The prospect of action had quite swept away the malaise hanging upon the camp, and the iron discipline and drill was telling in their favor: as he walked swiftly through the ranks he heard laughter and joking tones; the order to stand-to was met everywhere with an instant response, and though the men were themselves in sorry case, wet and pinched with hunger, they had kept their arms in good order, and their colors sprang out gaily overhead, the great banners snapping in the wind like musket-shot.

“Laurence, hurry, hurry, they are fighting already without us!” Temeraire called urgently, sitting up high on his back legs with his head craned out of the covert, spotting Laurence before he had even reached the clearing.

“I promise you we will have enough fighting today, however late we enter the fray,” Laurence said, leaping into Temeraire’s waiting claw with a speed that belied his counsel of patience, and swinging himself rapidly into place with the aid of Granby’s outstretched hand; all the crew were already in their places, the Prussian officers no less than the British, and Badenhaur, who was trained as a signal-officer, sat anxiously beside Laurence’s own place.

“Mr. Fellowes, Mr. Keynes, I trust you will make the safety of the eggs your first concern,” Laurence called down, locking his carabiners onto the harness just in time: Temeraire was already launching himself aloft, and the only answer Laurence got was their waving hands, any words inaudible in the rush of wingbeats as they drove towards the front lines of the battlefield, to engage the oncoming French advance guard.

Some hours later, the morning’s first skirmishing done, Eroica led them to ground in a small valley where the dragons might snatch a few swallows of water and catch their breath.
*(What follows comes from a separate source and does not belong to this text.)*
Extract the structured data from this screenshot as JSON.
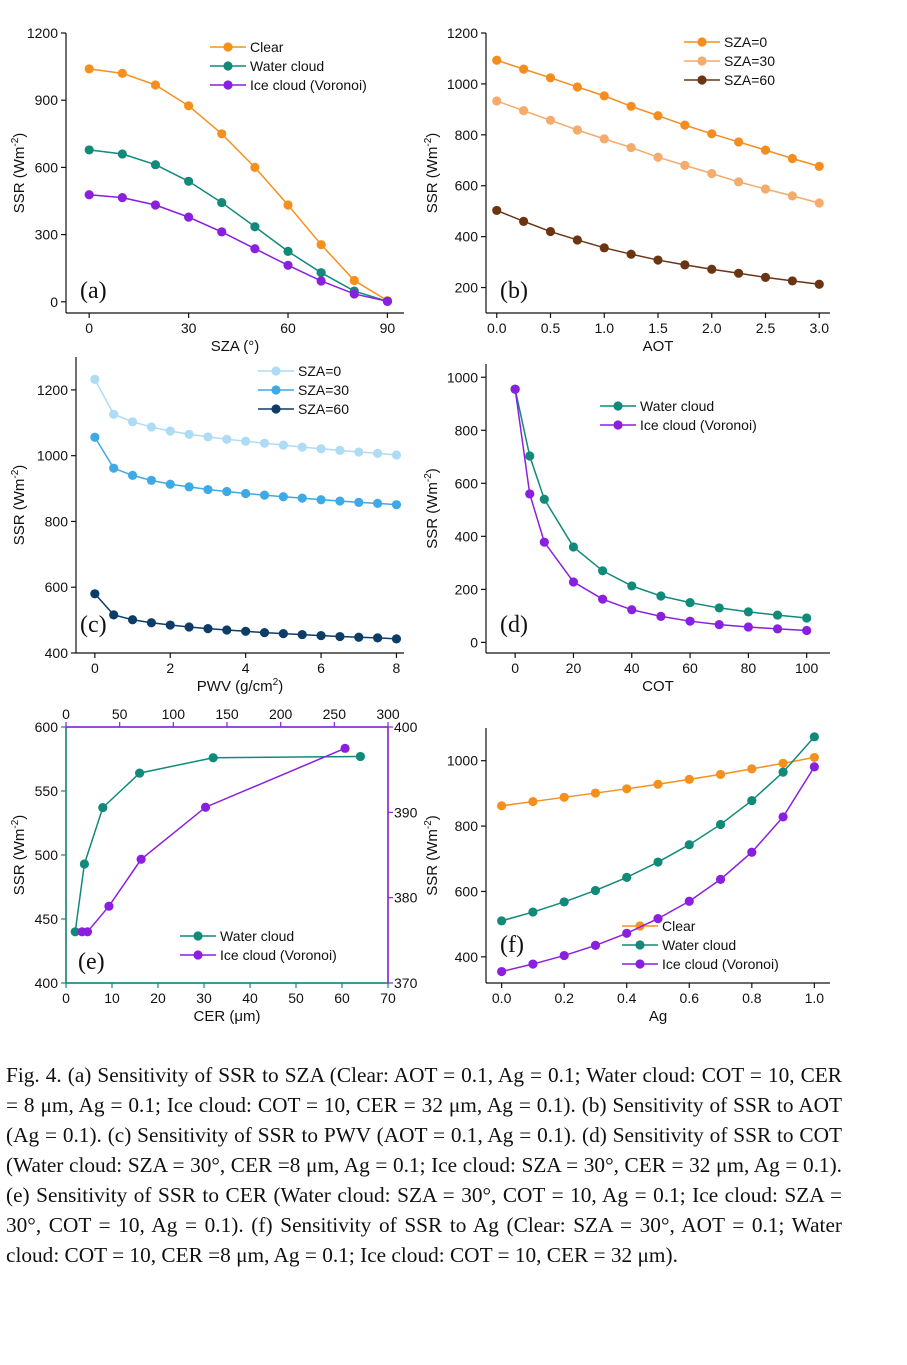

Temeraire, Laurence was glad to see, was holding up well and little affected in his spirits, though they might be said to have suffered a repulse. There had been little hope, indeed, of keeping the French from gaining a foothold, not under the guns which had already been established on the heights: at least they had been made to pay for the ground which they had won, and the Prussians had gained enough time to deploy their own regiments.